Day 2!  Advertised as the hardest day, day 2 takes us on another 7 mile hike that goes over Dead Woman’s Pass.  The pass sits at an elevation of 13,800 feet.  I felt confident that this wouldn’t be much of an issue for me, since I’ve hiked a couple Colorado Fourteeners without issue in the past.  Despite my confidence, day 2 turned out to be a surprising day.

The day started out well.  My stomach seemed to have settled a little, but even though I had skipped dinner, I wasn’t really hungry for breakfast.  I ate anyways, knowing I would need energy for the day ahead.  Breakfast was another big meal consisting of pancakes, oatmeal, bread and scrambled eggs.  I ate a little of everything, but I didn’t eat a lot.

Love my pink shoes!

My feet were feeling great from the previous day’s hike.  My new shoes were holding up nicely!  Amanda also wore VFFs on the hike, and we both got a lot of comments about them from just about everyone on the trail.  The most common comment was “monkey feet” but one guy called them “ninja shoes”, I liked that one.  Monkey feet or not, these shoes were fantastic.  I had been exclusively wearing minimal shoes for nearly a year at that point, and had done a lot of hiking and running in other VFF models so my my foot muscles were strong enough and my feet were adapted to feeling the ground, including all the pointy rocks.  I bought the pink Treksports because they had more aggressive tread, plus they were pink!  How can you go wrong with pink shoes!?

Dead Woman's Pass.

The first several miles of the hike were steady uphill.  The grade never got very steep, but it stayed steady nearly the whole way.  Once we got close to 13,000 feet I started feeling headachey and my stomach ache came back so I started drinking more water.
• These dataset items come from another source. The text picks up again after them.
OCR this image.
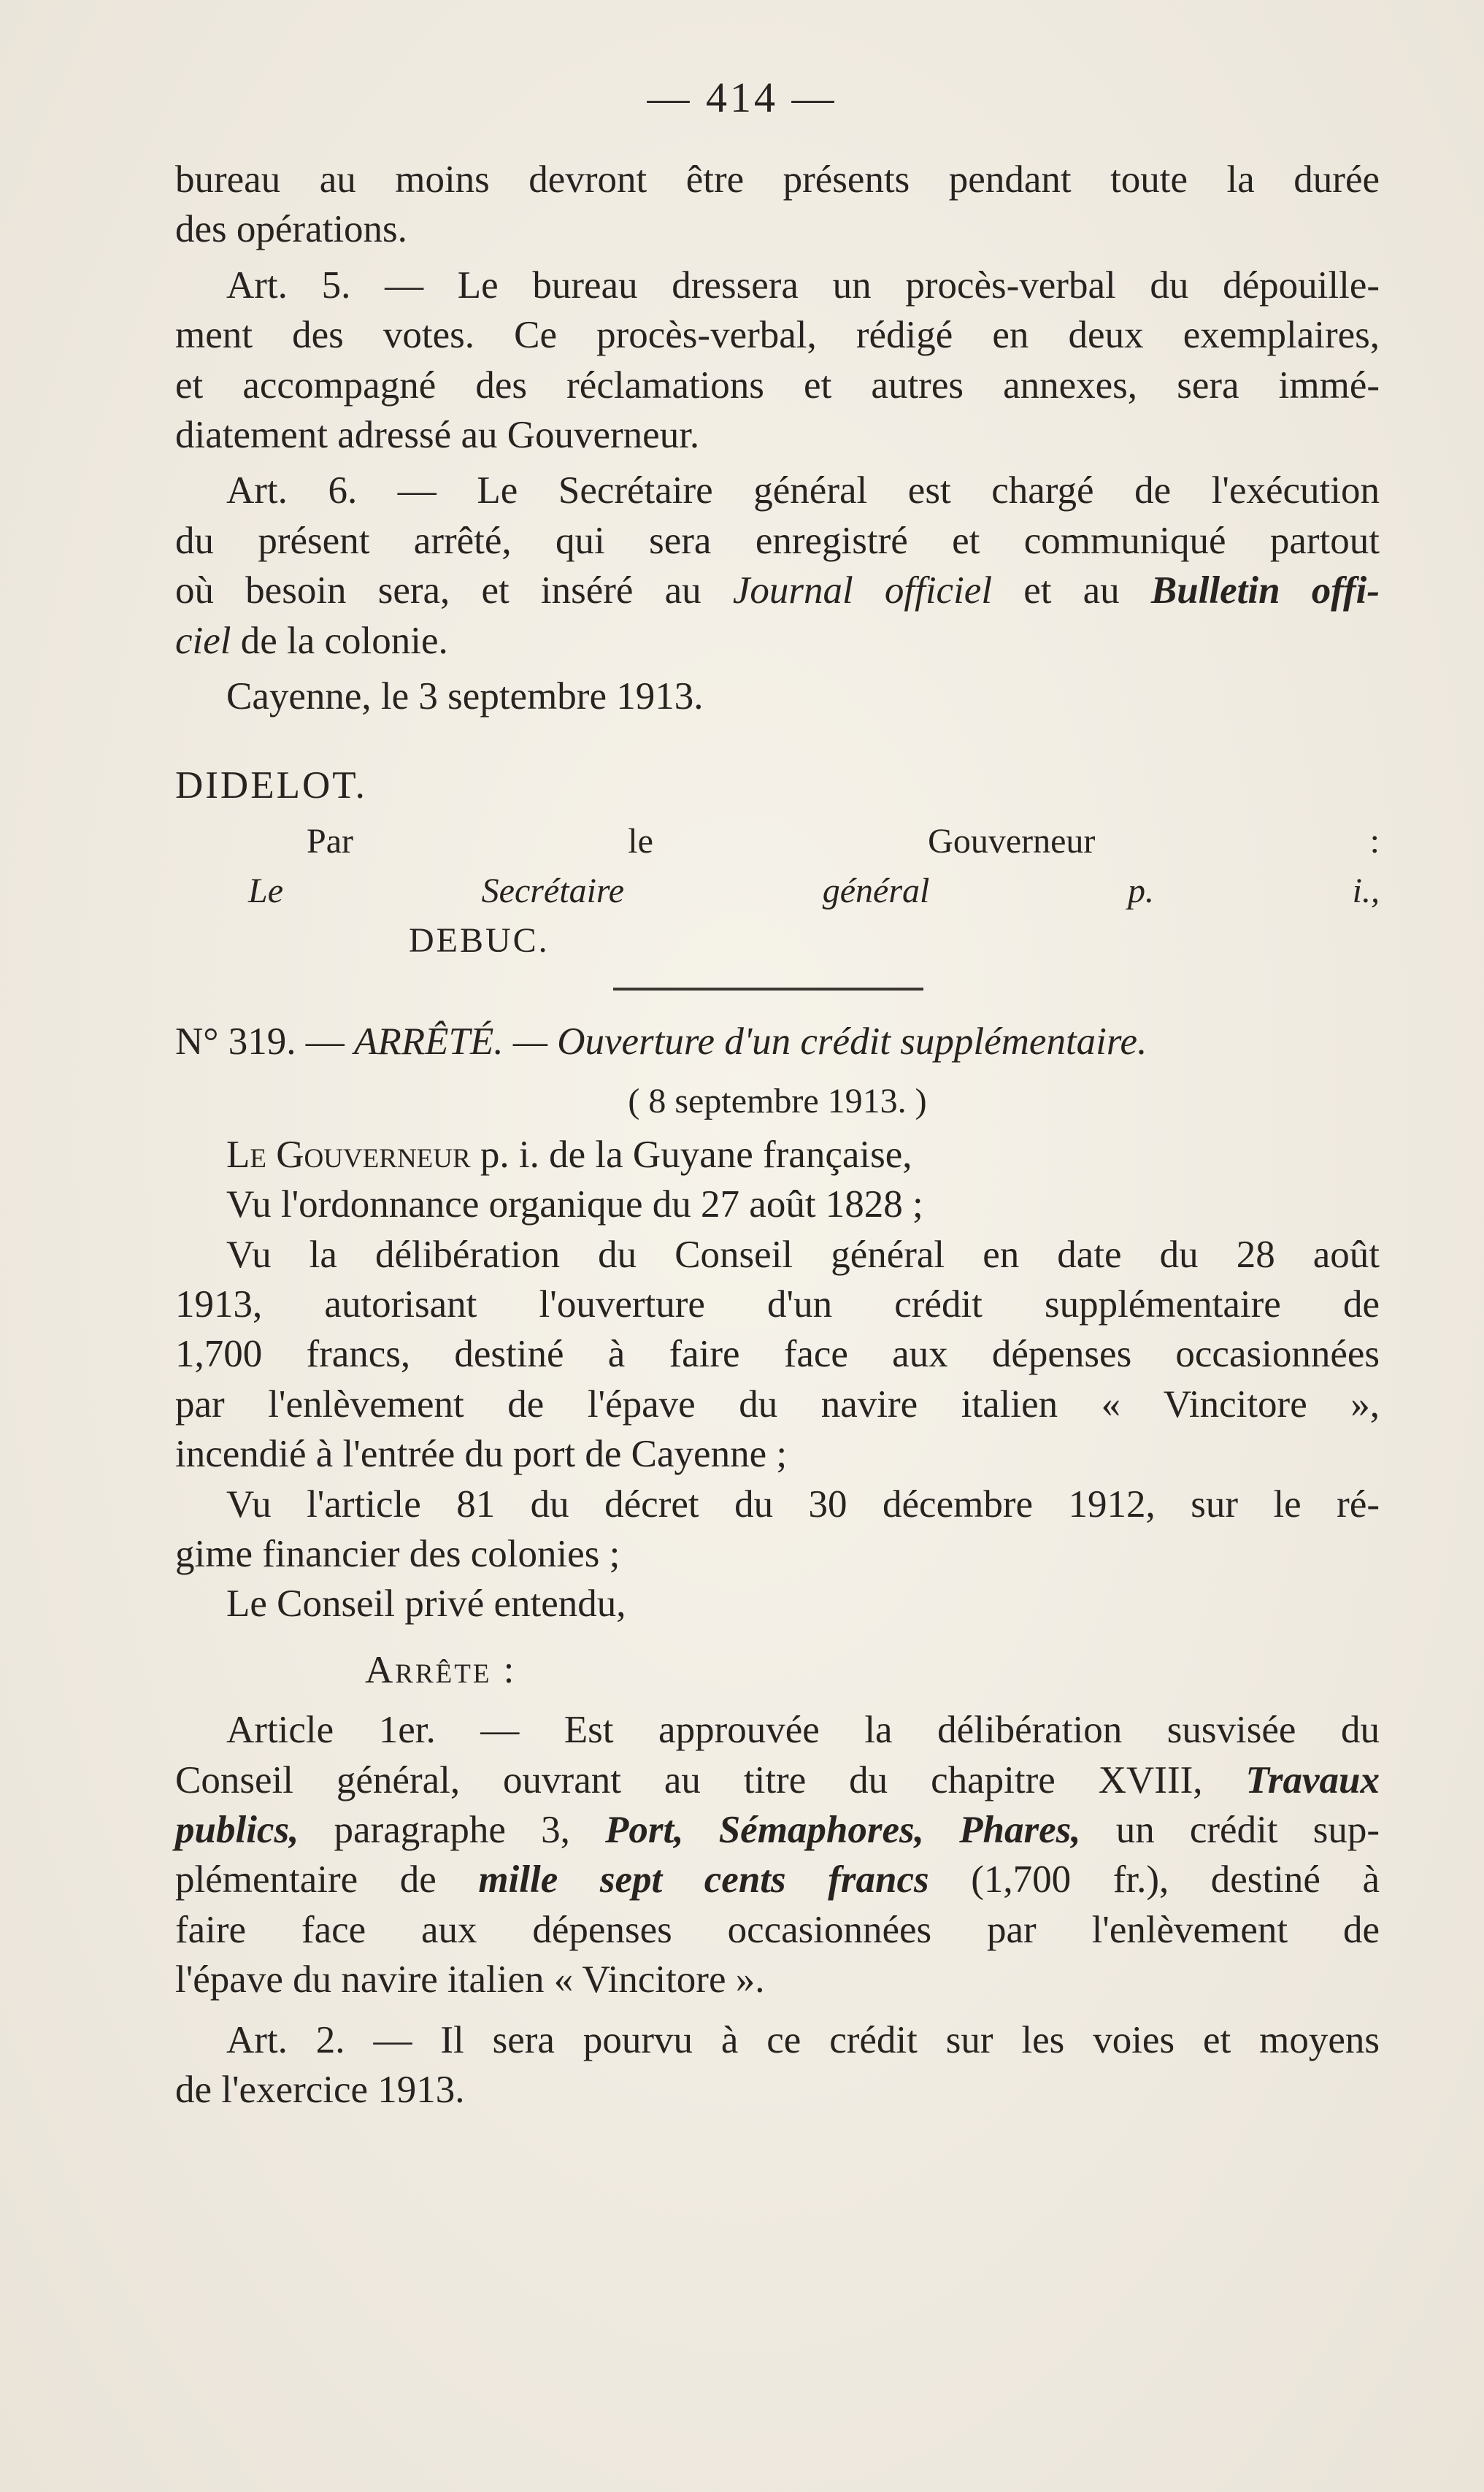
— 414 —

bureau au moins devront être présents pendant toute la durée

des opérations.

Art. 5. — Le bureau dressera un procès-verbal du dépouille-

ment des votes. Ce procès-verbal, rédigé en deux exemplaires,

et accompagné des réclamations et autres annexes, sera immé-

diatement adressé au Gouverneur.

Art. 6. — Le Secrétaire général est chargé de l'exécution

du présent arrêté, qui sera enregistré et communiqué partout

où besoin sera, et inséré au Journal officiel et au Bulletin offi-

ciel de la colonie.

Cayenne, le 3 septembre 1913.

DIDELOT.

Par le Gouverneur :

Le Secrétaire général p. i.,

DEBUC.

N° 319. — ARRÊTÉ. — Ouverture d'un crédit supplémentaire.

( 8 septembre 1913. )

Le Gouverneur p. i. de la Guyane française,

Vu l'ordonnance organique du 27 août 1828 ;

Vu la délibération du Conseil général en date du 28 août

1913, autorisant l'ouverture d'un crédit supplémentaire de

1,700 francs, destiné à faire face aux dépenses occasionnées

par l'enlèvement de l'épave du navire italien « Vincitore »,

incendié à l'entrée du port de Cayenne ;

Vu l'article 81 du décret du 30 décembre 1912, sur le ré-

gime financier des colonies ;

Le Conseil privé entendu,

Arrête :

Article 1er. — Est approuvée la délibération susvisée du

Conseil général, ouvrant au titre du chapitre XVIII, Travaux

publics, paragraphe 3, Port, Sémaphores, Phares, un crédit sup-

plémentaire de mille sept cents francs (1,700 fr.), destiné à

faire face aux dépenses occasionnées par l'enlèvement de

l'épave du navire italien « Vincitore ».

Art. 2. — Il sera pourvu à ce crédit sur les voies et moyens

de l'exercice 1913.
We stopped about 2 hours away from the pass to have a light snack.  By then I was more than ready to eat, my small breakfast was definitely not enough to get me even that far.  Snacks were cheese sandwiches, crackers, popcorn, coffee, tea and hot chocolate.  I had also packed fruit bars so I ate one of those too.

The real pass is up there somewhere!

The rest of the hike to the pass was frustrating.  There were 2 false passes, where it looked like we were about to reach the top, but when we reached that point we were nowhere near it.  The hike to the top continued steadily, and was not as physically strenuous as the Fourteeners I had hiked, but the mental challenge of the constant grade and false summits was tougher than anything I’d hiked at home. As physical challenges go, my most recent Fourteener Mount of the Holy Cross – (done a year prior) made day 2 look easy by comparison.

At the top, looking back the way we came.

Despite being a lot less strenuous than I expected, by the time I reached the top my head was really starting to hurt.  Clearly I was feeling some mild altitude sickness – something I’ve never felt before.

Looking back up to the pass from the other side.

The hike down was challenging in its own way.  The trail was mostly “paved” with uneven stones and stone stairs.  From here, the rest of the Trek is largely downhill over uneven stone Inca stairs.  Downhill is hard on my knees as it is, and the stairs made it that much more challenging.  I was really thankful for the walking stick for all of the downhills!  By the time we reached camp my headache was gone, my legs were very tired from the descent, but my feet were still feeling pretty good.  Yay!